The other Chinaman drew back behind the screen which hid the doorway to the emergency room and concealed himself.
Meanwhile, Kennedy and I were laughing at the truly ludicrous antics of the astounded Celestials, thunderstruck at the capture of the peerless leader, while the police forced them back.
"Well, good-bye," nodded Craig to the first doctor and nurse who had attended Wu Fang outside.
"Good-bye. We'll fix him up and take good care that he doesn't cheat the law," they said, with a nod to the sergeant.
In the emergency room, Wu was placed on an operating table and there was bound up properly, though he was terribly weak now.
Back of the screen, however, the other Chinaman was hiding, able to get an occasional glance at what was going on. There happened to be a table near him on which were gauze, cotton and other things. He reached over and took the gauze and quickly made it into a bandage, keeping one eye on the bandaging of Wu. Then he placed the bandage over his own shoulder and arm in the same way that he saw the doctors doing with Wu.
They had finished with Wu and one of the doctors moved over to the doorway to call the sergeant. For the moment the rest had left Wu alone, his eyes apparently half closed through weakness. Each was busy about his own especial task.

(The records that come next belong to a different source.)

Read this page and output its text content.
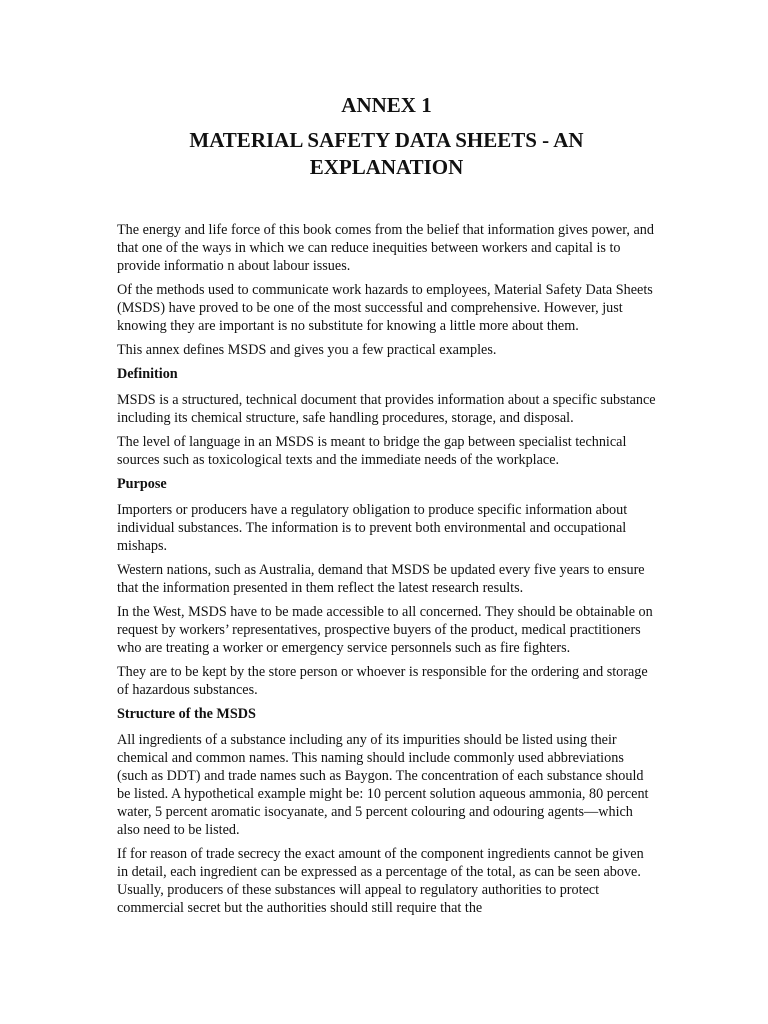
ANNEX 1
MATERIAL SAFETY DATA SHEETS - AN
EXPLANATION

The energy and life force of this book comes from the belief that information gives power, and that one of the ways in which we can reduce inequities between workers and capital is to provide informatio n about labour issues.

Of the methods used to communicate work hazards to employees, Material Safety Data Sheets (MSDS) have proved to be one of the most successful and comprehensive. However, just knowing they are important is no substitute for knowing a little more about them.

This annex defines MSDS and gives you a few practical examples.

Definition

MSDS is a structured, technical document that provides information about a specific substance including its chemical structure, safe handling procedures, storage, and disposal.

The level of language in an MSDS is meant to bridge the gap between specialist technical sources such as toxicological texts and the immediate needs of the workplace.

Purpose

Importers or producers have a regulatory obligation to produce specific information about individual substances. The information is to prevent both environmental and occupational mishaps.

Western nations, such as Australia, demand that MSDS be updated every five years to ensure that the information presented in them reflect the latest research results.

In the West, MSDS have to be made accessible to all concerned. They should be obtainable on request by workers’ representatives, prospective buyers of the product, medical practitioners who are treating a worker or emergency service personnels such as fire fighters.

They are to be kept by the store person or whoever is responsible for the ordering and storage of hazardous substances.

Structure of the MSDS

All ingredients of a substance including any of its impurities should be listed using their chemical and common names. This naming should include commonly used abbreviations (such as DDT) and trade names such as Baygon. The concentration of each substance should be listed. A hypothetical example might be: 10 percent solution aqueous ammonia, 80 percent water, 5 percent aromatic isocyanate, and 5 percent colouring and odouring agents—which also need to be listed.

If for reason of trade secrecy the exact amount of the component ingredients cannot be given in detail, each ingredient can be expressed as a percentage of the total, as can be seen above. Usually, producers of these substances will appeal to regulatory authorities to protect commercial secret but the authorities should still require that the
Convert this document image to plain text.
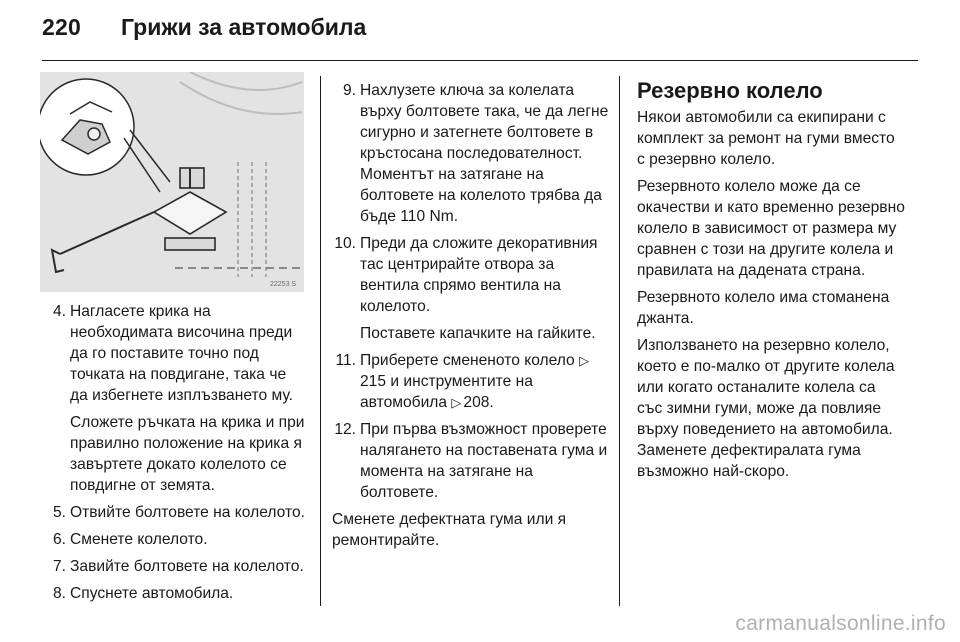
220 Грижи за автомобила
22253 S
4. Нагласете крика на необходимата височина преди да го поставите точно под точката на повдигане, така че да избегнете изплъзването му.

Сложете ръчката на крика и при правилно положение на крика я завъртете докато колелото се повдигне от земята.

5. Отвийте болтовете на колелото.

6. Сменете колелото.

7. Завийте болтовете на колелото.

8. Спуснете автомобила.

9. Нахлузете ключа за колелата върху болтовете така, че да легне сигурно и затегнете болтовете в кръстосана последователност. Моментът на затягане на болтовете на колелото трябва да бъде 110 Nm.

10. Преди да сложите декоративния тас центрирайте отвора за вентила спрямо вентила на колелото.

Поставете капачките на гайките.

11. Приберете смененото колело ▷215 и инструментите на автомобила ▷ 208.

12. При първа възможност проверете налягането на поставената гума и момента на затягане на болтовете.

Сменете дефектната гума или я ремонтирайте.

Резервно колело

Някои автомобили са екипирани с комплект за ремонт на гуми вместо с резервно колело.

Резервното колело може да се окачестви и като временно резервно колело в зависимост от размера му сравнен с този на другите колела и правилата на дадената страна.

Резервното колело има стоманена джанта.

Използването на резервно колело, което е по-малко от другите колела или когато останалите колела са със зимни гуми, може да повлияе върху поведението на автомобила. Заменете дефектиралата гума възможно най-скоро.

carmanualsonline.info
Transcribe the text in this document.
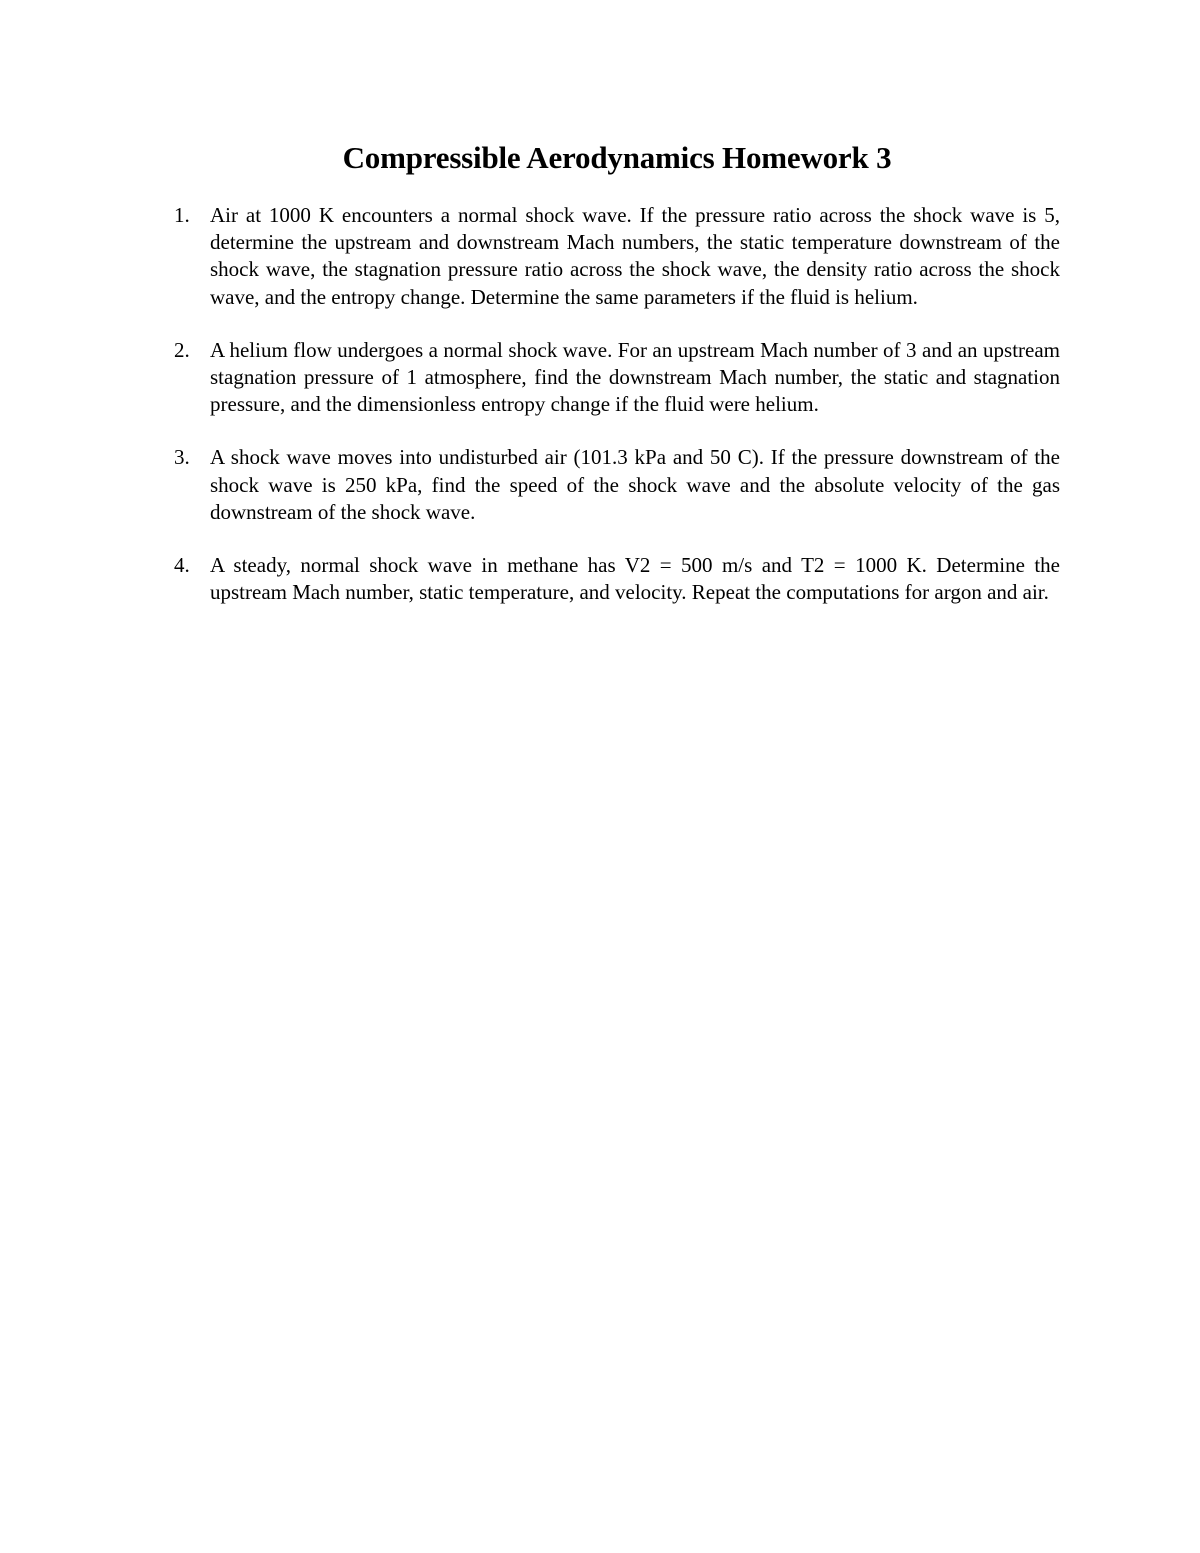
Compressible Aerodynamics Homework 3
1. Air at 1000 K encounters a normal shock wave. If the pressure ratio across the shock wave is 5, determine the upstream and downstream Mach numbers, the static temperature downstream of the shock wave, the stagnation pressure ratio across the shock wave, the density ratio across the shock wave, and the entropy change. Determine the same parameters if the fluid is helium.
2. A helium flow undergoes a normal shock wave. For an upstream Mach number of 3 and an upstream stagnation pressure of 1 atmosphere, find the downstream Mach number, the static and stagnation pressure, and the dimensionless entropy change if the fluid were helium.
3. A shock wave moves into undisturbed air (101.3 kPa and 50 C). If the pressure downstream of the shock wave is 250 kPa, find the speed of the shock wave and the absolute velocity of the gas downstream of the shock wave.
4. A steady, normal shock wave in methane has V2 = 500 m/s and T2 = 1000 K. Determine the upstream Mach number, static temperature, and velocity. Repeat the computations for argon and air.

From behind the screen which was only a few feet from the operating table, the secreted Chinaman stepped out. Quickly he placed his own hat on Wu and took Wu's, then took Wu's place on the table while Wu slipped behind the screen.
The doctor turned to the supposed Wu. "Come now," he ordered, handing him over to the police. "Here he is at last."

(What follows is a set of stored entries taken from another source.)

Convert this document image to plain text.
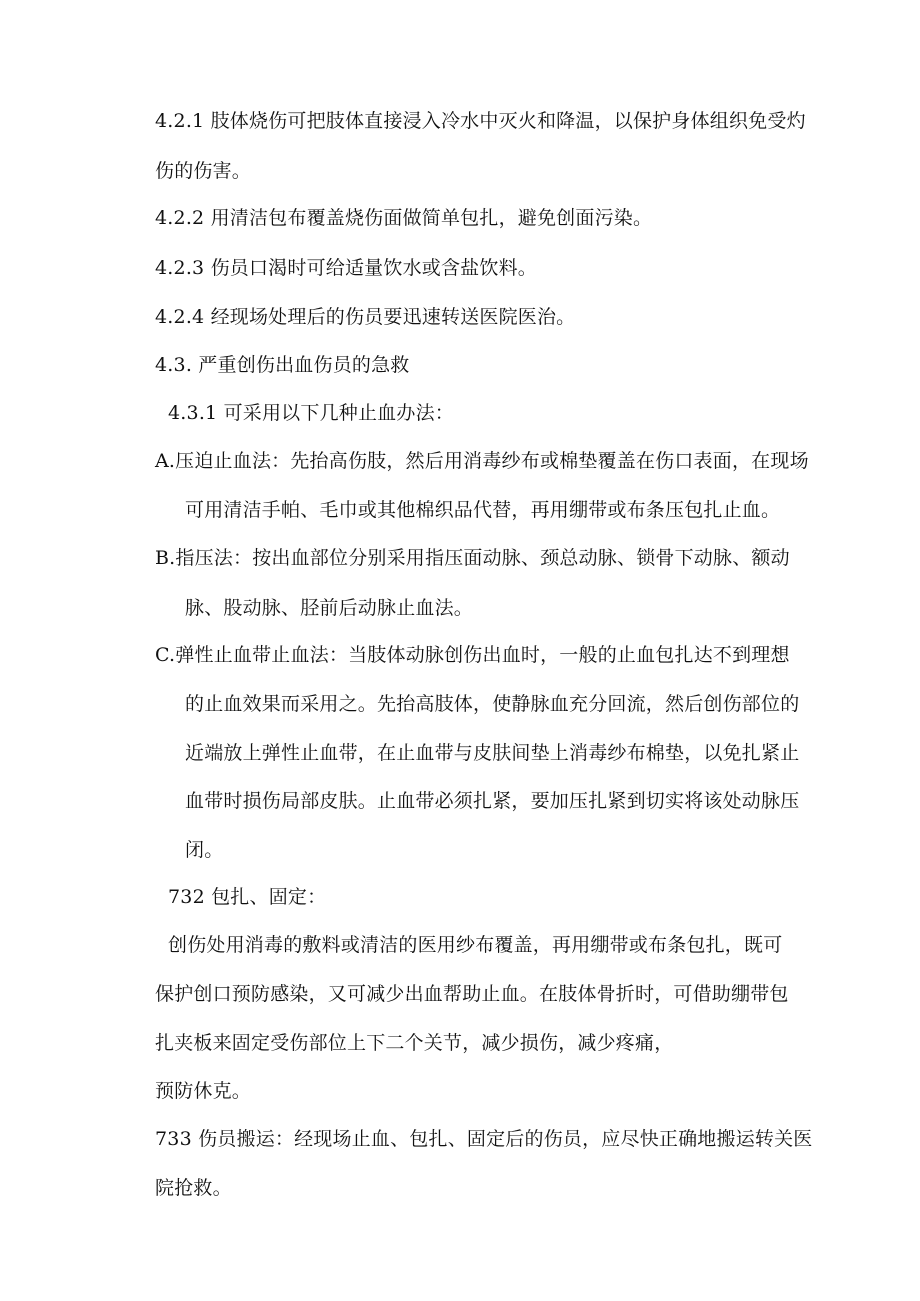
4.2.1 肢体烧伤可把肢体直接浸入冷水中灭火和降温，以保护身体组织免受灼
伤的伤害。
4.2.2 用清洁包布覆盖烧伤面做简单包扎，避免创面污染。
4.2.3 伤员口渴时可给适量饮水或含盐饮料。
4.2.4 经现场处理后的伤员要迅速转送医院医治。
4.3. 严重创伤出血伤员的急救
4.3.1 可采用以下几种止血办法：
A.压迫止血法：先抬高伤肢，然后用消毒纱布或棉垫覆盖在伤口表面，在现场
可用清洁手帕、毛巾或其他棉织品代替，再用绷带或布条压包扎止血。
B.指压法：按出血部位分别采用指压面动脉、颈总动脉、锁骨下动脉、额动
脉、股动脉、胫前后动脉止血法。
C.弹性止血带止血法：当肢体动脉创伤出血时，一般的止血包扎达不到理想
的止血效果而采用之。先抬高肢体，使静脉血充分回流，然后创伤部位的
近端放上弹性止血带，在止血带与皮肤间垫上消毒纱布棉垫，以免扎紧止
血带时损伤局部皮肤。止血带必须扎紧，要加压扎紧到切实将该处动脉压
闭。
732 包扎、固定：
创伤处用消毒的敷料或清洁的医用纱布覆盖，再用绷带或布条包扎，既可
保护创口预防感染，又可减少出血帮助止血。在肢体骨折时，可借助绷带包
扎夹板来固定受伤部位上下二个关节，减少损伤，减少疼痛，
预防休克。
733 伤员搬运：经现场止血、包扎、固定后的伤员，应尽快正确地搬运转关医
院抢救。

The sergeant started to lead the prisoner out. As he did so, he looked sharply at him. He could scarcely believe his eyes. There was something wrong. All Chinaman might look alike to some people but not to him.
"That's not Wu Fang!" he exclaimed.
Instantly there was the greatest excitement. The doctors were astounded as all rushed into the emergency room again. One of them looked behind the screen. There was an open window.
"That's how he got away," he cried.
Meanwhile, several blocks from the hospital, Wu, still weak but more than ever nerved up, came out of his place of concealment, gazed up and down the street, and, seeing no one following, hurried away from the hospital as fast as his shaky legs would bear him.
Confident that at last our arch enemy was safely landed in the hands of the police, Kennedy and I had left the hospital and were hastening to Elaine with the news. We stopped at the laboratory only long enough to get the torpedo from the safe and at a toy store where Craig bought a fine little clockwork battleship.
We found Elaine and Aunt Josephine in the conservatory and quickly Kennedy related how we had captured Wu.
But, like all inventors, his pet was the torpedo and soon we were absorbed in his description of it. As he unwrapped it, Elaine drew back, timidly, from the fearful engine of destruction.
Kennedy smiled. "No, it isn't dangerous," he said rea.s.suringly. "I've removed its charge and put in a percussion cap. Let me show you, on a small scale, how it works," he added, winding up the battleship and placing it in the fountain.
Next he placed the torpedo in the water at the other end of the tank.
"Come over here," he said, indicating to us to follow him into the palms.
There he had placed the strange wireless apparatus which controlled the torpedo. He pressed a lever. We peered out through the fronds of the palms. That uncanny little cigar-shaped thing actually started to move over the surface of the water.
"Of course I could make it dive," explained Craig, "but I want you to see it work."
Around the tank it went, turned, cut a figure eight, as Kennedy manipulated the levers. Then it headed straight toward the battleship.
It struck. There was a loud report, a spurt of water. One of the skeleton masts fell over. The battleship heeled over, and slowly sank, bow first.